Rita and Ed Everstine have lived in their 1911 South Hill home for 37 years and have spent the past 11 years reworking their front yard and backyard into the perfect oasis to ride out our heat wave.
“I saw a simple stone pillar somewhere and after thinking about it. I decided to build one in the backyard,” Rita Everstine said.
A little later, they were on vacation in Victoria and decided to eat at small café. The eatery featured an outdoor patio with a stone patio and fireplace surrounded by stone walls. Ed Everstine was smitten and the construction project was on.
The Everstines’ house is in a part of the South Hill noted for large basalt columns occupying equally large chunks of people’s yards.

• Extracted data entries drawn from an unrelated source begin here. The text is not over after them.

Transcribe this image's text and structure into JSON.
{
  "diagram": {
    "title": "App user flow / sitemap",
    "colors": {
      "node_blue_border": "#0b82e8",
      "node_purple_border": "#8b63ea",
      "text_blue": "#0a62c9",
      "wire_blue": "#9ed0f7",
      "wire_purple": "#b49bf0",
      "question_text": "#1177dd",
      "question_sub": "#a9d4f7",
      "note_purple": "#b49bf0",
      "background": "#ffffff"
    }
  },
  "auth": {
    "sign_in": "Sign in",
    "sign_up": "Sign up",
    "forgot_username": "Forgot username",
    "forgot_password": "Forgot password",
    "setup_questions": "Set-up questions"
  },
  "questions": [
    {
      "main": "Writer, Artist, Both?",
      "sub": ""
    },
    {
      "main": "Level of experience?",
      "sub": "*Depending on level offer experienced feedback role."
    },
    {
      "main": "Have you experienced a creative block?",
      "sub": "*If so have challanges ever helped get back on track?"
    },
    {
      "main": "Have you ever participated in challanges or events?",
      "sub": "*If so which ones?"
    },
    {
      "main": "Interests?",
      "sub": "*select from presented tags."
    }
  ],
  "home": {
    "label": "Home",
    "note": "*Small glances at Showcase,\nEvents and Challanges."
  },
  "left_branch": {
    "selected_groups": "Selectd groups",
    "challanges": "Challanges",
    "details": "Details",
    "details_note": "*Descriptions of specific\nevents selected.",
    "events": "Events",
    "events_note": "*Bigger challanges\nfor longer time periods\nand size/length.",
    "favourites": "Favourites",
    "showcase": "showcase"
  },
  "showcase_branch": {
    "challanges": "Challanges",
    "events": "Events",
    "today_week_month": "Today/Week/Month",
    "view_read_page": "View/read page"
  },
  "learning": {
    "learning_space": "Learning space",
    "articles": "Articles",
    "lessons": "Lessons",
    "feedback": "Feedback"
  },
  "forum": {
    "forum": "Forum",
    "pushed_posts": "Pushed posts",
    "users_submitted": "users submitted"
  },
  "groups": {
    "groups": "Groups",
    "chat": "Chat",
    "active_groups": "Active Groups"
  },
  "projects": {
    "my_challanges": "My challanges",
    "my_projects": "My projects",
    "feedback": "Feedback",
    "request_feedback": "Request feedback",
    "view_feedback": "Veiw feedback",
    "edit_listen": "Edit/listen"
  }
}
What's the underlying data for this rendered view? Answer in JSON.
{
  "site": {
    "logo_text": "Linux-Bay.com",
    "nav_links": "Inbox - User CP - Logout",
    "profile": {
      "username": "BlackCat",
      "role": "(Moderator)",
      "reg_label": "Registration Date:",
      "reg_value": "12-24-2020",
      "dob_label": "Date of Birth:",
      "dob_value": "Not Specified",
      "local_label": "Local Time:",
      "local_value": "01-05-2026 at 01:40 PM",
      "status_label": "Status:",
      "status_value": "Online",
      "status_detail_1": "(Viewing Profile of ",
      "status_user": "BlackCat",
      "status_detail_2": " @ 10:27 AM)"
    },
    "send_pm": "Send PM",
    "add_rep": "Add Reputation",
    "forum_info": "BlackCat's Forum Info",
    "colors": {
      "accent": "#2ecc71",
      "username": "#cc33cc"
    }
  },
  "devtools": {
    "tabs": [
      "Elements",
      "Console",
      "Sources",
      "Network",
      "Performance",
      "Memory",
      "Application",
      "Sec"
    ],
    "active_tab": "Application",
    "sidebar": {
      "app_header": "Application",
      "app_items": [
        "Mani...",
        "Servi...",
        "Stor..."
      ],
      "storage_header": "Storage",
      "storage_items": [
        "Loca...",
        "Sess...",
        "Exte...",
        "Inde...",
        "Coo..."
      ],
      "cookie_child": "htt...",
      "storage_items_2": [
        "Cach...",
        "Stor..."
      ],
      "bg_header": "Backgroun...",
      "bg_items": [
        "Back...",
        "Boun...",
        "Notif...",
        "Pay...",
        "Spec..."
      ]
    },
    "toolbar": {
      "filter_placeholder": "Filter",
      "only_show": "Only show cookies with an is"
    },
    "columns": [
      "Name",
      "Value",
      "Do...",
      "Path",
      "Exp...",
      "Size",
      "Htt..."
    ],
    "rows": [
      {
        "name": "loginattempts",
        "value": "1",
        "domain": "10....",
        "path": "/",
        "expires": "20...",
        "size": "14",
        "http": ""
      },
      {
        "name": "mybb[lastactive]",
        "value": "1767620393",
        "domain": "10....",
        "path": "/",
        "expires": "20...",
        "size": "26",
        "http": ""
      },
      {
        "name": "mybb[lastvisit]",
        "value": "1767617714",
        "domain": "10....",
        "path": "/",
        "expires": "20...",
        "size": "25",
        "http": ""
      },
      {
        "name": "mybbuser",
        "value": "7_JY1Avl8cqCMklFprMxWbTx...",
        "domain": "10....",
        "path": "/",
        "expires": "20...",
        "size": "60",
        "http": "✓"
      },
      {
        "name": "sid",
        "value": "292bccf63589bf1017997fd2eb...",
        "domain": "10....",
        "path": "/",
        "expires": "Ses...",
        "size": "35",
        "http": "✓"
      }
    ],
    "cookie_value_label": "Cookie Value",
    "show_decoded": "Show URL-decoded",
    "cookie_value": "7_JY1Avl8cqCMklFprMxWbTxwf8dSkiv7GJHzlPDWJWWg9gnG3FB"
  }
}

Below ground, basalt is near the surface making digging holes for anything difficult. For the Everstines that added challenges to their project, but it also supplied building materials.
To create the closed-in, private feeling they found in the café garden, they started building a wall around their small backyard. Building the foundation meant removing two large trees and their root balls from a very small space.
Then it was digging into the basalt for the foundation and wheelbarrowing concrete into areas the cement truck couldn’t reach. On top of this they built a concrete block wall to provide the core of the wall.
Then it was time to gather all the pieces of basalt they had dug up and mortar them onto the wall. When they ran out of their own material, they collected more anywhere they could.
“Friends, neighbors. I nearly wore out my little Ranger pickup hauling them,” Ed Everstine said.
He would mix up a batch of mortar in the mornings, and Rita Everstine spent the day mortaring rocks on the wall. On top of it all, they had a deadline to get it done in time for their daughter’s wedding.
Once the wall was done, it was time to tackle the fireplace and their cozy outdoor deck room.
Their existing deck was several feet off the ground, so to get the firebox at the right height and allow for airflow they ended up building an 18-foot-tall structure.
“I learned as I went,” said Ed Everstine, who had no experience. “Don’t ever tell a blue-eyed Irishman no.”
They added a roof to the deck and set out comfortable outdoor furniture.
In their front yard the lawn was replaced by a perennial and rose garden all overseen by a gargoyle named Emmet who watches the garden from the top of a basalt arch. Rita Everstine’s rose collection features roses named for her and their children.
“Neighbors come by every week to see what has changed in the garden,” she said.
Sun-loving perennials fill the bright parts of the garden while hostas, rhododendrons and ferns fill the shady areas.